In both those plays good wells have been drilled. Cannon said they “are starting to catch fire.” But at this early stage, it is a bit like lighting wet wood.

“The Upper Spraberry is being tested. It is dramatically more complex, with a much wider distribution of production results. That is the subsurface talking,” Cannon said.

Elevation Resources has been successfully drilling oil wells in the Barnett in the Central Basin Platform, and Occidental has increased its Barnett testing from two wells in 2021 to 12 in the Midland Basin this year, according to a recent report from Rystad Energy.

That study also pointed out APA Corp.’s Barnett discovery in 2019, which initially looked like a big oil find but proved to be mostly gas. The fact that as Permian oil-producing wells age, they tilt toward all-gas production means that little effort will be required to ensure the next Permian will be a robust gas producer.

A report from Enverus describing productive zones in the basin said the Upper Spraberry is the “least proven” of the Spraberry layers. It said the Barnett is part of a group of three benches that are “structurally complex with a high degree of faulting and erosion.”

Employing new methods for getting more from older wells is also part of the plan.

If massive tax credits are able to create a large supply of CO2 captured from smokestacks and the atmosphere, that could create opportunities to expand enhanced oil recovery. That would earn credits for gas that remained in the ground, but the public’s interest has been on long-term sequestration, which benefits from a larger tax break.

One reason for that is that injecting into fractured ultratight rock has presented more problems than opportunities.

Chevron presented two papers that showed it was able to use gas injection to increase the oil production on multiple wells near an injection well. The gains were not large, but showed a major oil company in the Permian is putting serious resources behind an unconventional EOR option, using huff-n-puff methods well by well.

And there’s potential in wells completed before 2013 that “is literally untouched, sitting behind the pipe,” Cannon said, adding, “We have to invest in new technology to make it effective.”

He and others on the panel used the future tense when talking about refracturing those older wells to go after the rock not stimulated in the Permian.

Devon has shown it is possible to increase yields on badly completed old wells in the Eagle Ford to around 15% from 5%, but not yet in the Permian.

“By year-end we will have 50 refracs in the ground, with several 100 more on the drawing board” Gaspar said.
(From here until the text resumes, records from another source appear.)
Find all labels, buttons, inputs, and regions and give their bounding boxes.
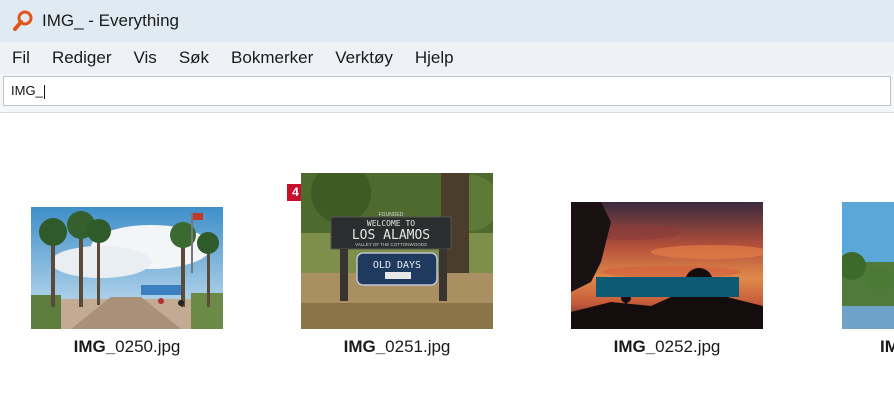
image-thumbnail-next-row[interactable]: [596, 277, 739, 297]
sign-founded-text: FOUNDED: [379, 212, 404, 218]
menu-bookmarks[interactable]: Bokmerker: [220, 42, 324, 74]
magnifier-icon: [12, 10, 34, 32]
image-thumbnail-partial: [842, 202, 894, 329]
menu-help[interactable]: Hjelp: [404, 42, 465, 74]
sign-town-text: LOS ALAMOS: [352, 228, 430, 243]
file-name-label: IMG_0251.jpg: [301, 337, 493, 357]
file-name-match: IMG_: [343, 337, 386, 356]
text-caret: [43, 84, 45, 99]
sign-old-days-text: OLD DAYS: [373, 260, 421, 271]
search-input[interactable]: IMG_: [3, 76, 891, 106]
file-name-label: IMG_0250.jpg: [31, 337, 223, 357]
sign-welcome-text: WELCOME TO: [367, 219, 415, 228]
menu-bar: Fil Rediger Vis Søk Bokmerker Verktøy Hj…: [0, 42, 894, 75]
menu-view[interactable]: Vis: [123, 42, 168, 74]
menu-file[interactable]: Fil: [0, 42, 41, 74]
window-title: IMG_ - Everything: [42, 11, 179, 30]
search-text: IMG_: [11, 83, 43, 98]
results-thumbnail-view[interactable]: IMG_0250.jpg 4 FOUNDED WELCOME TO LOS AL…: [0, 112, 894, 405]
file-name-label: IM: [880, 337, 894, 357]
menu-edit[interactable]: Rediger: [41, 42, 123, 74]
title-bar[interactable]: IMG_ - Everything: [0, 0, 894, 42]
file-name-label: IMG_0252.jpg: [571, 337, 763, 357]
file-name-match: IM: [880, 337, 894, 356]
menu-tools[interactable]: Verktøy: [324, 42, 404, 74]
image-thumbnail-los-alamos-sign: FOUNDED WELCOME TO LOS ALAMOS VALLEY OF …: [301, 173, 493, 329]
file-name-match: IMG_: [613, 337, 656, 356]
file-name-rest: 0251.jpg: [385, 337, 451, 356]
file-name-rest: 0252.jpg: [655, 337, 721, 356]
image-thumbnail-promenade: [31, 207, 223, 329]
file-name-match: IMG_: [73, 337, 116, 356]
menu-search[interactable]: Søk: [168, 42, 220, 74]
sign-valley-text: VALLEY OF THE COTTONWOODS: [355, 242, 427, 247]
image-thumbnail-sunset: [571, 202, 763, 329]
search-bar: IMG_: [0, 74, 894, 112]
file-name-rest: 0250.jpg: [115, 337, 181, 356]
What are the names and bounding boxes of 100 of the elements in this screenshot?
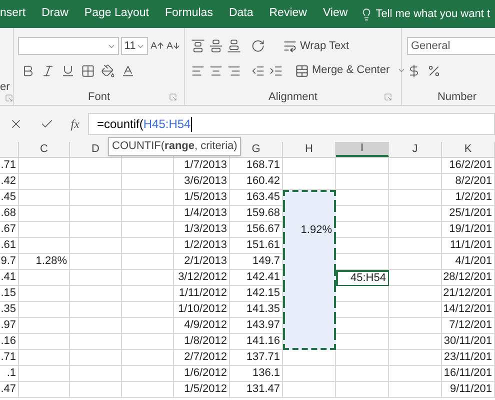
- borders-icon[interactable]: [81, 64, 95, 78]
- table-cell: 28/12/201: [442, 270, 495, 286]
- table-cell: [19, 318, 70, 334]
- table-cell: 160.42: [230, 174, 283, 190]
- fill-color-icon[interactable]: [101, 64, 115, 78]
- table-cell: 1/5/2013: [174, 190, 230, 206]
- table-cell: [336, 334, 389, 350]
- column-header[interactable]: G: [252, 141, 260, 158]
- table-cell: [336, 286, 389, 302]
- formula-input[interactable]: =countif(H45:H54: [88, 113, 495, 135]
- table-cell: [122, 350, 174, 366]
- table-cell: .67: [0, 222, 19, 238]
- ribbon-tab[interactable]: Data: [220, 0, 262, 28]
- decrease-indent-icon[interactable]: [251, 64, 265, 78]
- table-cell: [122, 222, 174, 238]
- table-cell: [122, 318, 174, 334]
- table-cell: .68: [0, 206, 19, 222]
- active-cell: 45:H54: [336, 270, 389, 286]
- align-right-icon[interactable]: [227, 64, 241, 78]
- ribbon-tab[interactable]: View: [314, 0, 356, 28]
- currency-icon[interactable]: [407, 64, 421, 78]
- table-cell: 21/12/201: [442, 286, 495, 302]
- table-cell: 1/7/2013: [174, 158, 230, 174]
- table-cell: [122, 366, 174, 382]
- table-cell: [70, 382, 122, 398]
- table-cell: [336, 174, 389, 190]
- font-name-field[interactable]: [18, 37, 120, 55]
- column-header[interactable]: D: [92, 141, 100, 158]
- number-format-field[interactable]: General: [407, 37, 495, 55]
- ribbon-tab[interactable]: Draw: [34, 0, 76, 28]
- ribbon-tab[interactable]: Formulas: [157, 0, 221, 28]
- tell-me-field[interactable]: Tell me what you want t: [376, 6, 490, 22]
- merge-center-button[interactable]: Merge & Center: [295, 62, 406, 79]
- column-header[interactable]: K: [464, 141, 472, 158]
- percent-icon[interactable]: [427, 64, 441, 78]
- table-cell: [336, 190, 389, 206]
- table-cell: 1/2/2013: [174, 238, 230, 254]
- table-cell: 137.71: [230, 350, 283, 366]
- table-cell: [336, 382, 389, 398]
- table-cell: [19, 270, 70, 286]
- table-cell: [122, 382, 174, 398]
- align-center-icon[interactable]: [209, 64, 223, 78]
- table-cell: 168.71: [230, 158, 283, 174]
- table-cell: 4/1/201: [442, 254, 495, 270]
- table-cell: 136.1: [230, 366, 283, 382]
- font-color-icon[interactable]: [121, 64, 135, 78]
- column-header[interactable]: J: [412, 141, 418, 158]
- ribbon-tab[interactable]: nsert: [0, 0, 34, 28]
- ribbon-tab[interactable]: Review: [261, 0, 315, 28]
- dialog-launcher-icon[interactable]: [5, 94, 13, 102]
- table-cell: [389, 302, 442, 318]
- orientation-icon[interactable]: [251, 38, 265, 53]
- table-cell: 3/12/2012: [174, 270, 230, 286]
- table-cell: 4/9/2012: [174, 318, 230, 334]
- table-cell: 25/1/201: [442, 206, 495, 222]
- table-cell: 16/2/201: [442, 158, 495, 174]
- italic-icon[interactable]: [41, 64, 55, 78]
- table-cell: [19, 302, 70, 318]
- increase-indent-icon[interactable]: [269, 64, 283, 78]
- top-align-icon[interactable]: [191, 38, 205, 53]
- table-cell: [19, 174, 70, 190]
- table-cell: .47: [0, 382, 19, 398]
- table-cell: [336, 238, 389, 254]
- table-cell: .1: [0, 366, 19, 382]
- middle-align-icon[interactable]: [209, 38, 223, 53]
- table-cell: 1/11/2012: [174, 286, 230, 302]
- table-cell: [70, 254, 122, 270]
- bottom-align-icon[interactable]: [227, 38, 241, 53]
- dialog-launcher-icon[interactable]: [169, 92, 177, 101]
- table-cell: 19/1/201: [442, 222, 495, 238]
- table-cell: [19, 222, 70, 238]
- column-header[interactable]: C: [40, 141, 48, 158]
- table-cell: [19, 350, 70, 366]
- table-cell: [389, 174, 442, 190]
- function-tooltip: COUNTIF(range, criteria): [108, 137, 242, 156]
- insert-function-button[interactable]: fx: [70, 115, 80, 133]
- underline-icon[interactable]: [61, 64, 75, 78]
- font-size-field[interactable]: 11: [121, 37, 148, 55]
- table-cell: [19, 190, 70, 206]
- column-header[interactable]: I: [336, 142, 389, 157]
- wrap-text-icon: [283, 38, 297, 53]
- merge-cells-icon: [295, 64, 309, 78]
- table-cell: 11/1/201: [442, 238, 495, 254]
- table-cell: 8/2/201: [442, 174, 495, 190]
- copy-range-cell: 1.92%: [283, 222, 336, 238]
- dialog-launcher-icon[interactable]: [384, 92, 392, 101]
- table-cell: [389, 318, 442, 334]
- ribbon-tab[interactable]: Page Layout: [76, 0, 158, 28]
- table-cell: [336, 366, 389, 382]
- bold-icon[interactable]: [21, 64, 35, 78]
- table-cell: 1.28%: [19, 254, 70, 270]
- column-header[interactable]: H: [305, 141, 313, 158]
- align-left-icon[interactable]: [191, 64, 205, 78]
- table-cell: [70, 286, 122, 302]
- table-cell: .35: [0, 302, 19, 318]
- table-cell: [336, 318, 389, 334]
- wrap-text-button[interactable]: Wrap Text: [283, 38, 350, 54]
- table-cell: [389, 270, 442, 286]
- table-cell: 1/4/2013: [174, 206, 230, 222]
- table-cell: [70, 206, 122, 222]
But he cautioned that this is limited to older wells with wide cluster spacing—60 ft for example—in relatively good condition.
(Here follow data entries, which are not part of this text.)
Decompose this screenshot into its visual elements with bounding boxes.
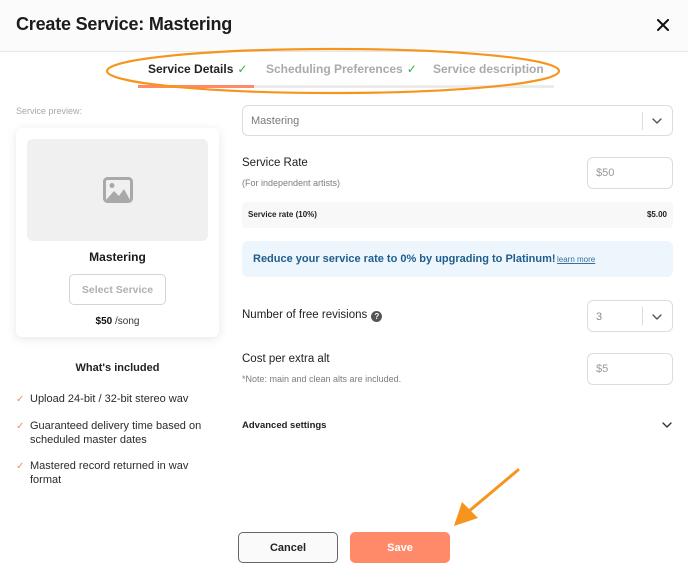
service-rate-label: Service Rate [242, 157, 308, 169]
service-type-value: Mastering [251, 115, 300, 127]
service-preview-card: Mastering Select Service $50 /song [16, 128, 219, 337]
select-divider [642, 307, 643, 325]
advanced-settings-label: Advanced settings [242, 420, 327, 431]
service-preview-label: Service preview: [16, 106, 83, 116]
tab-service-details[interactable]: Service Details ✓ [148, 62, 247, 76]
list-item-text: Guaranteed delivery time based on schedu… [30, 420, 202, 446]
free-revisions-text: Number of free revisions [242, 309, 368, 321]
service-fee-label: Service rate (10%) [248, 210, 317, 219]
chevron-down-icon [662, 422, 672, 428]
promo-message: Reduce your service rate to 0% by upgrad… [253, 253, 556, 265]
tab-label: Service Details [148, 62, 234, 76]
list-item: ✓ Guaranteed delivery time based on sche… [16, 419, 221, 447]
modal-title: Create Service: Mastering [16, 14, 233, 34]
preview-service-name: Mastering [89, 250, 146, 264]
advanced-settings-toggle[interactable]: Advanced settings [242, 414, 673, 436]
service-fee-value: $5.00 [646, 210, 667, 219]
chevron-down-icon [652, 118, 662, 124]
price-amount: $50 [95, 316, 113, 327]
free-revisions-select[interactable]: 3 [587, 300, 673, 332]
extra-alt-input[interactable]: $5 [587, 353, 673, 385]
preview-image [27, 139, 208, 241]
free-revisions-label: Number of free revisions? [242, 309, 383, 322]
select-service-button[interactable]: Select Service [69, 274, 166, 305]
tab-progress-fill [138, 85, 255, 88]
price-unit: /song [112, 316, 140, 327]
list-item-text: Mastered record returned in wav format [30, 460, 189, 486]
service-type-select[interactable]: Mastering [242, 105, 673, 136]
service-fee-row: Service rate (10%) $5.00 [242, 202, 673, 228]
preview-price: $50 /song [16, 316, 219, 327]
save-button[interactable]: Save [350, 532, 450, 563]
free-revisions-value: 3 [596, 311, 603, 323]
whats-included-title: What's included [75, 362, 160, 374]
check-icon: ✓ [16, 461, 25, 472]
select-divider [642, 112, 643, 130]
extra-alt-note: *Note: main and clean alts are included. [242, 374, 402, 384]
check-icon: ✓ [16, 421, 25, 432]
help-icon[interactable]: ? [371, 311, 383, 322]
service-rate-sublabel: (For independent artists) [242, 178, 341, 188]
check-icon: ✓ [16, 394, 25, 405]
service-form: Mastering Service Rate (For independent … [242, 0, 673, 580]
cancel-button[interactable]: Cancel [238, 532, 338, 563]
upgrade-promo-banner: Reduce your service rate to 0% by upgrad… [242, 241, 673, 277]
list-item: ✓ Mastered record returned in wav format [16, 459, 221, 487]
chevron-down-icon [652, 314, 662, 320]
list-item: ✓ Upload 24-bit / 32-bit stereo wav [16, 392, 221, 407]
learn-more-link[interactable]: learn more [557, 255, 595, 264]
image-placeholder-icon [102, 177, 133, 203]
service-rate-input[interactable]: $50 [587, 157, 673, 189]
extra-alt-label: Cost per extra alt [242, 353, 330, 365]
list-item-text: Upload 24-bit / 32-bit stereo wav [30, 393, 189, 405]
included-list: ✓ Upload 24-bit / 32-bit stereo wav ✓ Gu… [16, 392, 221, 499]
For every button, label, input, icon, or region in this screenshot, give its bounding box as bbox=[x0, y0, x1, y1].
While they are evaluating more than 500 wells, many will not make the cut. Those that do will be “without mechanical issues” that can interfere with running a liner to cover old perforations or problems that could limit their ability to safely pump the job.

So far, refracturing testing has been done in the Eagle Ford where acreage in oil-producing zones has largely been drilled out. Reasons offered for not doing the same range from fear of the unknown to a lack of data showing refracs as a competitive option to new well development in the Permian where acreage remains available.

Even with all those ideas and more, it will be difficult for new wells to keep up with rapidly declining older wells, but nobody at the conference said they doubted the Permian has another life left in it.

Nick McKenna, vice president of Midland Basin for ConocoPhillips, explained that confidence: “Never bet against innovation.”